20 febbraio 2026 - Aggiornato alle 17:37
×

Il post ciclone

Porto, obiettivo farsi trovare pronti il 1° aprile

Molo foraneo di Riposto devastato, scatta il piano di ripristino: ieri mattina sopralluogo dei tecnici del Genio civile

18 Febbraio 2026, 07:00

Porto, obiettivo farsi trovare pronti il 1° aprile

Seguici su

I tecnici del Genio civile di Catania di nuovo in sopralluogo ieri mattina - nonostante le avverse condizioni meteo - nel molo foraneo. Sono stati compiuti nuovi accertamenti propedeutici ai lavori che dovranno essere eseguiti in somma urgenza per il ripristino del primo segmento della banchina del porto. Un sopralluogo approfondito, sotto il coordinamento dell’ing. Alfio Carciotto, finalizzato alla quantificazione delle risorse necessarie per quelle opere che non hanno subìto danni strutturali significativi.

L’amministrazione comunale ripostese intende procedere con la messa in sicurezza delle aree maggiormente critiche del porto, rimuovendo le parti pericolanti. Preventivato il rifacimento di alcuni tratti di pavimentazione con basolato lavico, ripristino degli impianti di illuminazione (diversi pali muniti di corpi illuminanti sono stati abbattuti dalle onde del mare) nonché i dispositivi di videosorveglianza, dislocati in diversi punti del porto, spazzati via dal ciclone.
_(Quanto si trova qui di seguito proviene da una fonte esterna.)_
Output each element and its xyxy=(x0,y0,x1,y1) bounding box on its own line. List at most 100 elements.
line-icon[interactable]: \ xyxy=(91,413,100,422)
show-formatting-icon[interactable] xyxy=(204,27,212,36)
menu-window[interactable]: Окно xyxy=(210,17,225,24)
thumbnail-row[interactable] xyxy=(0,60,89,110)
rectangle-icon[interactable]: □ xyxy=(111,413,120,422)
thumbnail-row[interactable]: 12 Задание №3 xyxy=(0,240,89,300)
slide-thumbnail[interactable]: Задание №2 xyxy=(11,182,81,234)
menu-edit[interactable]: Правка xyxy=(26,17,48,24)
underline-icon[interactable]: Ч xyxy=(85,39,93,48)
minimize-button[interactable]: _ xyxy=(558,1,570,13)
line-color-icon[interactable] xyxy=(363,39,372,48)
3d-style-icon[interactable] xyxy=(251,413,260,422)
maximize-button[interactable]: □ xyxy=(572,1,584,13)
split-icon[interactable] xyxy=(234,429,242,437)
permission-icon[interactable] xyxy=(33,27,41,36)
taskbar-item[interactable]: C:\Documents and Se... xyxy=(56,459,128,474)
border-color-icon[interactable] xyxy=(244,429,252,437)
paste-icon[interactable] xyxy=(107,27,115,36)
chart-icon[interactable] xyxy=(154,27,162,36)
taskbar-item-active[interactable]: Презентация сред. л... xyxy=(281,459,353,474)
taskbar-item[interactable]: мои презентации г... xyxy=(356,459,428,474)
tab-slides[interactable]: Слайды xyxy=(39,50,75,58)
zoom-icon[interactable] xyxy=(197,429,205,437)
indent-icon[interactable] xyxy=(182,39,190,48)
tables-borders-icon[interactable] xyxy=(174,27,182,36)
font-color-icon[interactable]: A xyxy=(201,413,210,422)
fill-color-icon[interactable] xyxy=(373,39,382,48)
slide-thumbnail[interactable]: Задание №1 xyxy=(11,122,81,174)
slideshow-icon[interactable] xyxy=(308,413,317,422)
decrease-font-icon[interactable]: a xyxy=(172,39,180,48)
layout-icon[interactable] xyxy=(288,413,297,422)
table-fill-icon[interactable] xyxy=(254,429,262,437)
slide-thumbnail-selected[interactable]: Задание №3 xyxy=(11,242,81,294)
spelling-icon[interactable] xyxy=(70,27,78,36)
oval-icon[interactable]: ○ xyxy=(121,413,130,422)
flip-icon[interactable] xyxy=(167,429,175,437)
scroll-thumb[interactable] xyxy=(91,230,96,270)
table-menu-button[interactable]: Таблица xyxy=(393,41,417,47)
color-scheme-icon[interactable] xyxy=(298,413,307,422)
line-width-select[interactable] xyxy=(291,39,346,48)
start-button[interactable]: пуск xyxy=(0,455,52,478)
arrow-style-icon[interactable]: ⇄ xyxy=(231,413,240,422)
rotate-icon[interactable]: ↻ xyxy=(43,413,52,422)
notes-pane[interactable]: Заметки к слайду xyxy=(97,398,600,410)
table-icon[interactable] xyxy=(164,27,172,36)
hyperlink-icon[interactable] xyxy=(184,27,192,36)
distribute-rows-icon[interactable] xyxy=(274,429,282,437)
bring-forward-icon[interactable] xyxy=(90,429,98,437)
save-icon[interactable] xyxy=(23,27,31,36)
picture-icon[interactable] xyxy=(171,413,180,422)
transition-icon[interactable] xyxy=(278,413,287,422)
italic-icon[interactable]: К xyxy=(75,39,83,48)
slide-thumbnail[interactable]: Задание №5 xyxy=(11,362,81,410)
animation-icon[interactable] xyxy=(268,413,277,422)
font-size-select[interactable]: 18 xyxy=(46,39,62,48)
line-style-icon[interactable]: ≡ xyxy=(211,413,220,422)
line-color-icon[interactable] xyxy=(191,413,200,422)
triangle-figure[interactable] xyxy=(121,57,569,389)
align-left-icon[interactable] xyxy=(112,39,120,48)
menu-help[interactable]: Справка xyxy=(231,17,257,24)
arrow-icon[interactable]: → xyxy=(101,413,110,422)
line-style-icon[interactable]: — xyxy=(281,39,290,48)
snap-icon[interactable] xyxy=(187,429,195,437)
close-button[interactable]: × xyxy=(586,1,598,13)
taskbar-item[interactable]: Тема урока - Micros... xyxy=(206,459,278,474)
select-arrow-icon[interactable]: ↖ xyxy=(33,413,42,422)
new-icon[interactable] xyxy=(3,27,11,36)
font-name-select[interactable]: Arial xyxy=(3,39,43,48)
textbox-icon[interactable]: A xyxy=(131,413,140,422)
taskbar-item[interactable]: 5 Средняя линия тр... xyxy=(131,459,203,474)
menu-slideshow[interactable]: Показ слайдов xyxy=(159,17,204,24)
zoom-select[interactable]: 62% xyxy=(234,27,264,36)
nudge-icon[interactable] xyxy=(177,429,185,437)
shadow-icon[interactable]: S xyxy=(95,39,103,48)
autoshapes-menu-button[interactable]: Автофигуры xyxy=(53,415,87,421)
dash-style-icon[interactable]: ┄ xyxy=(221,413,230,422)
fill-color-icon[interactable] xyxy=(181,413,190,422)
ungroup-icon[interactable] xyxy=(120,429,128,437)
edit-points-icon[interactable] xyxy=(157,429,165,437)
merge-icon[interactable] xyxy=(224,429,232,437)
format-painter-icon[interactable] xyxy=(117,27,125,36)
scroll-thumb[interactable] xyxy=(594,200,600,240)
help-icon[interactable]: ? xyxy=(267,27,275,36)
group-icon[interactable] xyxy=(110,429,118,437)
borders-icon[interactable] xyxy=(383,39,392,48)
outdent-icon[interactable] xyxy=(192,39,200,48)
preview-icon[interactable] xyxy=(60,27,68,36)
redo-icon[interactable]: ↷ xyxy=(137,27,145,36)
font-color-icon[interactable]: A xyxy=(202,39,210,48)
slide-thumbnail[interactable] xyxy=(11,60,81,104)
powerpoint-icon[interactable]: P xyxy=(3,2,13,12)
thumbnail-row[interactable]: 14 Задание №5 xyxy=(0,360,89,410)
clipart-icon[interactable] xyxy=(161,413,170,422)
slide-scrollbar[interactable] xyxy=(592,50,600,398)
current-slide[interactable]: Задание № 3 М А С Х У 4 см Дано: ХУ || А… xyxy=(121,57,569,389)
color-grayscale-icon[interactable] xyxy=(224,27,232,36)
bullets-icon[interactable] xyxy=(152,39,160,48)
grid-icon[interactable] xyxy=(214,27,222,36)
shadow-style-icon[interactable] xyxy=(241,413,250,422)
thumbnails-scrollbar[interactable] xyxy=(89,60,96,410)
Si attende, nel frattempo, l’ispezione subacquea affidata ai corpi speciali della Guardia costiera per verificare i fondali del porto. Sarà necessario controllare che non vi siano ostruzioni o danni alle infrastrutture sommerse.

Il sindaco Davide Vasta ha impresso un’accelerazione decisa all'iter, sollecitando il Genio civile nella redazione del report economico, nella consapevolezza che il primo aprile le unità torneranno in mare. La sfida contro il calendario è quindi aperta, con l’obiettivo di non farsi trovare impreparati all'avvio della stagione produttiva e turistica. La scelta di intervenire sul molo foraneo giunge dopo una prima ricognizione congiunta effettuata nei giorni scorsi nell’area perimetrale del primo bacino, alla presenza dei tecnici del Dipartimento regionale delle Infrastrutture, del Genio civile e del Dipartimento della Pesca.

Sopralluogo, al termine del quale è emersa la necessità di eseguire una serie di interventi propedeutici all’attivazione del primo bacino. In primis la rimozione di fingers e pontili ammalorati e dei corpi morti presenti sott’acqua (la Regione ha già appaltato i lavori), ripristino degli impianti elettrico e idrico, predisposizione di un impianto antincendio temporaneo, verifica e nuovo collaudo delle bitte di ormeggio, posa di nuove catenarie, rifacimento di parti della pavimentazione e ripristino della recinzione perimetrale.